The video was evidently recorded as Vicki lay dying in a hospital bed. She is so weak with advanced Lyme disease that you can barely make out the words as she says, "I hope that what happened to me will benefit others who wind up in the same situation." She also had words of praise for Dr Liegner, telling him on-camera that without his help she wouldn't even have lived as long as she did. It was a tearful moment for me.

I'm curious about your opinion. Does your doctor (or doctors) talk to you about the risks involved in the treatment options for Lyme disease?

Doc examines Lyme & Alzheimer's link

Lyme disease symptoms can look a lot like other diseases' symptoms, not the least of which is Alzheimer's. In late-stage, or tertiary stage of Lyme, the bug has infected the brain. It may be hard to distinguish between the symptoms of somebody with late-stage Lyme, and somebody suffering from Alzheimer's disease.
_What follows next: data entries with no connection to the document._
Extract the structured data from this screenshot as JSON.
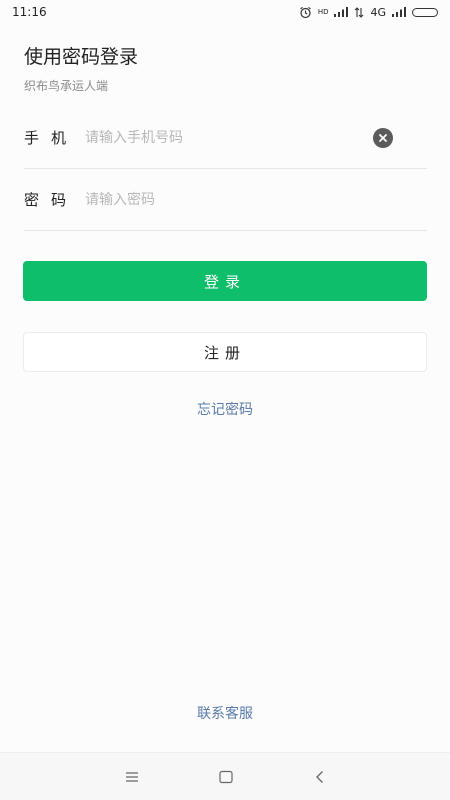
{
  "status_bar": {
    "time": "11:16",
    "hd_label": "HD",
    "network": "4G"
  },
  "header": {
    "title": "使用密码登录",
    "subtitle": "织布鸟承运人端"
  },
  "form": {
    "phone": {
      "label": "手机",
      "placeholder": "请输入手机号码",
      "value": ""
    },
    "password": {
      "label": "密码",
      "placeholder": "请输入密码",
      "value": ""
    }
  },
  "buttons": {
    "login": "登录",
    "register": "注册",
    "forgot_password": "忘记密码"
  },
  "footer": {
    "contact": "联系客服"
  },
  "colors": {
    "primary": "#0ebe6a",
    "link": "#5a7ba8"
  },
  "icons": {
    "clear": "clear-icon",
    "alarm": "alarm-icon",
    "signal": "signal-icon",
    "battery": "battery-icon",
    "menu": "menu-icon",
    "home": "home-icon",
    "back": "back-icon"
  }
}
Such was the case of Paul Christensen, who was diagnosed with Lyme, treated, and then released from Stony Brook Hospital. Paul was a firefighter, yet he struggled for eight years with mental deterioration after his diagnosis of Lyme. Finally, he died due to Alzheimer's.

Paul's wife suspected that there was a strong link between her husband's diagnosis of Lyme and his death from Alzheimer's disease. If there was a connection, she was determined that other people should learn about it, in the event that it might help reduce their suffering. So, after Paul died she urged medical researcher Dr. Alan MacDonald to investigate her husband's case.

Dr. Alan MacDonald is a featured expert in the 'Interviews with Experts' series, which you can access here. In the 30 minute audio interview, he tells about the well-documented Christensen case, and he describes what he and other researchers are doing to understand the Lyme bug, so we can eradicate it.